— Ну что, птаха весенняя (осенняя, летняя — смотря по сезону), отогрел я тебя? А теперича давай, провожу — скоро ночь на дворе.

И если птаха порхала за порог, он отпускал ей беспрекословно и, пожалуй, даже без сожаления.

Но почти все оставались по доброй воле.

А потом наступали будни, и стирались в памяти черты невзрачного личика, но отсвет счастья сохранялся как бы сам по себе, точно улыбка Чеширского Кота, о котором Котька, естественно, слыхом не слыхал; и еще нет-нет, да и возникало великое изумление: неужто это он, недоделок, всеми изгоняемый и презираемый, смог подарить другому человеку такую неохватную радость?

И вот сегодня он впервые усомнился: а ту ли он выбрал? Хотя все сходилось: и годков за третий десяток, и с лица мымра-мымрой, и пошла не кобенясь, вот только слушала как-то странно. Котька веселил ее как мог, сыпал деревенскими да солдатскими прибаутками, а она вдруг на самом неподходящем месте останавливалась как вкопанная и уставлялась на Котьку безразличным рыбьим взглядом. Может, думала пятки намылить? Так он бы, ей-богу, не возражал. Но она снова двигалась вперед каким-то неестественным скользящим шагом — ну прямо как Чингачгук, Большой Змей. Так они в конце концов и добрались.

По тому, как одеревенело застыла гостья на счастливом диванчике, не скинув даже наглухо застегнутого плюшевого пальтеца, Котька понял, что дело совсем швах, и вместо чашей выставил граненые стаканы. Проворно разлив, он с демонстративной лихостью опрокинул «первый — со свиданьицем», лихорадочно соображая, как же уговорить эту куклу деревянную хотя бы пригубить. Но «кукла» без тени смущения повторила котькино действо, на долю секунды разомкнув пепельные губы и тут же снова сжав их в одну полоску. Котька подивился — она вроде бы и не сглотнула, точно и не в себя. Не во рту же держит, первач-то крепенек, двойной очистки…
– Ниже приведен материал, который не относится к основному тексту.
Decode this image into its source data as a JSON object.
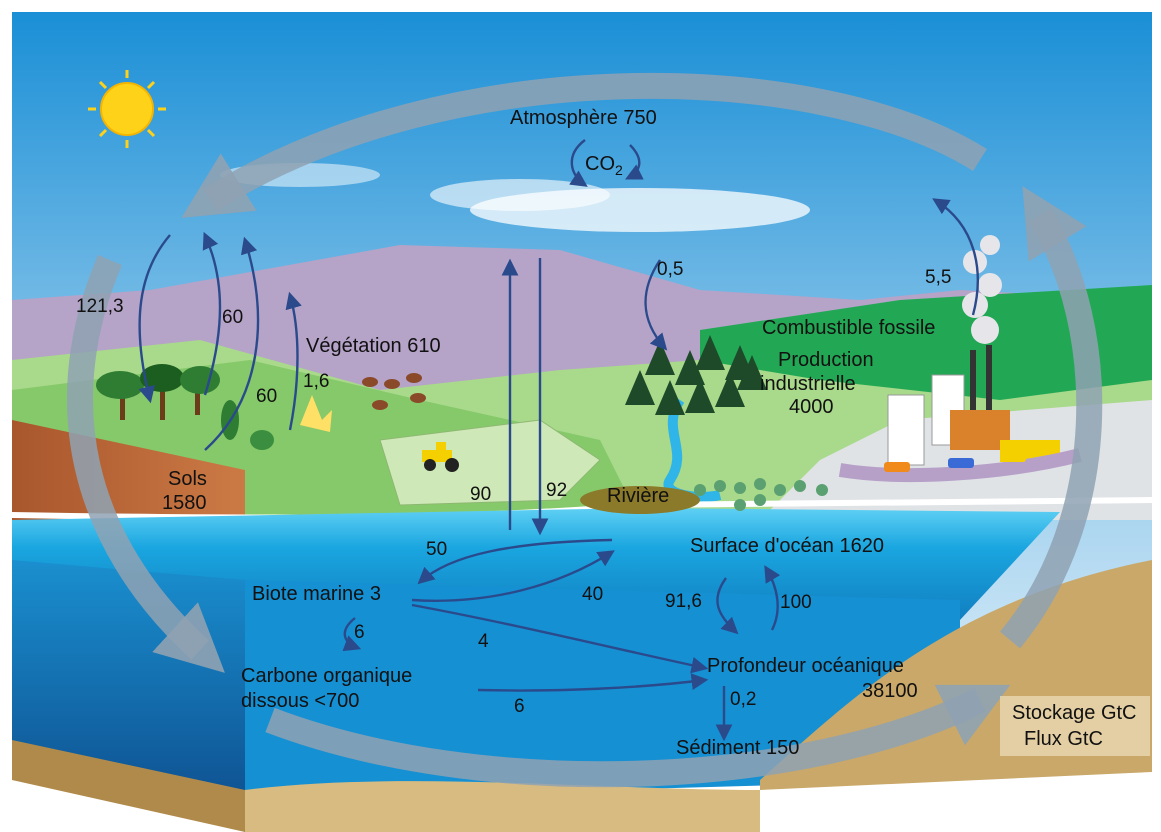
{
  "atmosphere": {
    "label": "Atmosphère 750",
    "co2": "CO",
    "co2_sub": "2"
  },
  "reservoirs": {
    "vegetation": "Végétation 610",
    "soils_line1": "Sols",
    "soils_line2": "1580",
    "fossil_fuel": "Combustible fossile",
    "industrial_line1": "Production",
    "industrial_line2": "industrielle",
    "industrial_line3": "4000",
    "river": "Rivière",
    "ocean_surface": "Surface d'océan 1620",
    "marine_biota": "Biote marine 3",
    "doc_line1": "Carbone organique",
    "doc_line2": "dissous <700",
    "deep_ocean_line1": "Profondeur océanique",
    "deep_ocean_line2": "38100",
    "sediment": "Sédiment 150"
  },
  "fluxes": {
    "f_121_3": "121,3",
    "f_60_top": "60",
    "f_60_bottom": "60",
    "f_1_6": "1,6",
    "f_90": "90",
    "f_92": "92",
    "f_0_5": "0,5",
    "f_5_5": "5,5",
    "f_50": "50",
    "f_40": "40",
    "f_6_left": "6",
    "f_4": "4",
    "f_6_bottom": "6",
    "f_91_6": "91,6",
    "f_100": "100",
    "f_0_2": "0,2"
  },
  "legend": {
    "line1": "Stockage GtC",
    "line2": "Flux GtC"
  },
  "colors": {
    "sky_top": "#1a8fd6",
    "ocean": "#1aa6e0",
    "flux_arrow": "#2a4a8c",
    "cycle_arrow": "#8fa2b3",
    "sediment": "#c9a86a"
  }
}
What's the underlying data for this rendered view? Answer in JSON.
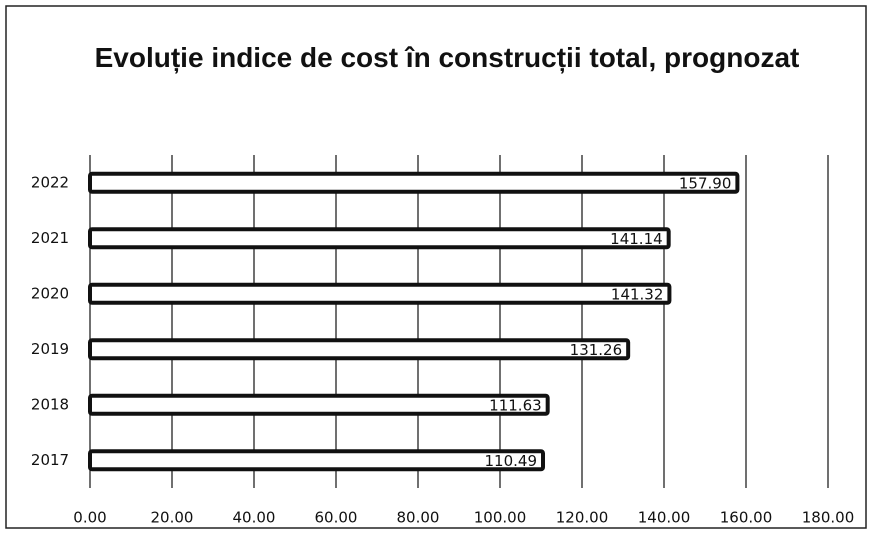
{
  "chart_data": {
    "type": "bar",
    "orientation": "horizontal",
    "title": "Evoluție indice de cost în construcții total, prognozat",
    "categories": [
      "2022",
      "2021",
      "2020",
      "2019",
      "2018",
      "2017"
    ],
    "values": [
      157.9,
      141.14,
      141.32,
      131.26,
      111.63,
      110.49
    ],
    "value_labels": [
      "157.90",
      "141.14",
      "141.32",
      "131.26",
      "111.63",
      "110.49"
    ],
    "color": "#ffffff",
    "xlim": [
      0,
      180
    ],
    "xticks": [
      {
        "value": 0,
        "label": "0.00"
      },
      {
        "value": 20,
        "label": "20.00"
      },
      {
        "value": 40,
        "label": "40.00"
      },
      {
        "value": 60,
        "label": "60.00"
      },
      {
        "value": 80,
        "label": "80.00"
      },
      {
        "value": 100,
        "label": "100.00"
      },
      {
        "value": 120,
        "label": "120.00"
      },
      {
        "value": 140,
        "label": "140.00"
      },
      {
        "value": 160,
        "label": "160.00"
      },
      {
        "value": 180,
        "label": "180.00"
      }
    ],
    "grid": true
  }
}
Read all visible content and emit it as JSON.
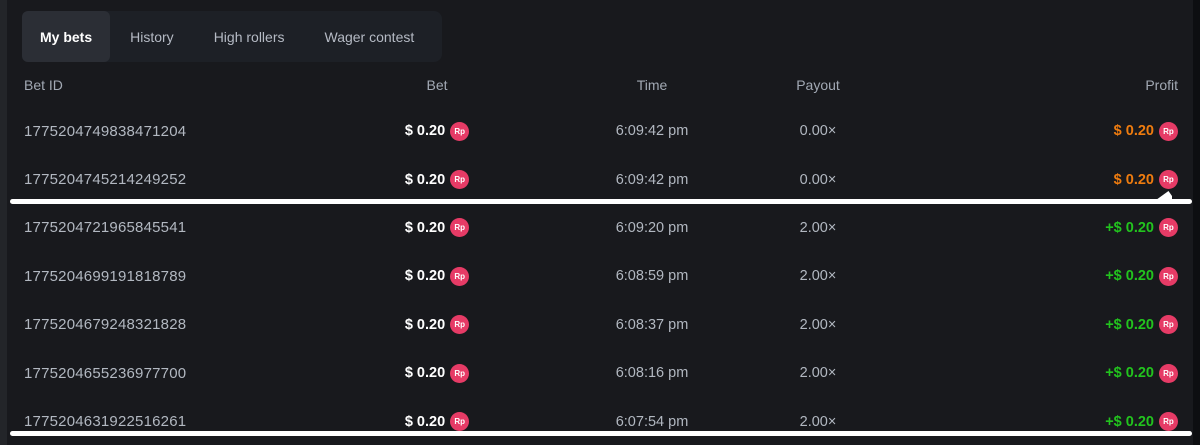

Он беззастенчиво смотрел ей прямо в лицо (его простодушной деликатности не хватило на то, чтобы понять: на некрасивых женщин так пристально не смотрят), и опять — впервые в своей практике — не мог найти ни одной черты, которую можно было бы назвать недурной. Конечно, Котька не дурак был и соврать, но безошибочная интуиция подсказала, что она выслушает, и не поверит. А весь смысл котькииых стараний и заключался в том, чтобы родить и выпестовать эту веру.

Он опечалился и налил еще по одной. Привычные заклинания «и сбудется, и слюбится» не приносили ни малейшего результата. Котька подливал, втихомолку радуясь, что на кухоньке еще несколько трехлитровых балок, да и аппарат побулькивает — успел, проходя мимо, наладить одной левой. Умелец. Только не в коня корм. Скорее он сам с копыт слетит, чем эта черносливина сушеная. Вот это точно! Сушеная и есть. Только с чего ты так посохлась, девонька? Обидели? Обделили? Нет, была бы злость. А тут только тоска смертная. Знать, сама отпела ты себя на веки вечные, горемыка неневестная, положила крест на своей жизни, и один Господь ведает, чем тебя пронять-одарить…

Одарить! Котька аж расплылся в пьяной, счастливой улыбке. И как это он до сих пор не допер?..

Он поднялся, тяжело опираясь о цветастую замызганную клеенку. Погрозил пальцем:

— А ты — ни-ни! Ни с места. Жди, я ща… Порушу я твою тоску подлую. Расцветешь ты у меня алым цветиком…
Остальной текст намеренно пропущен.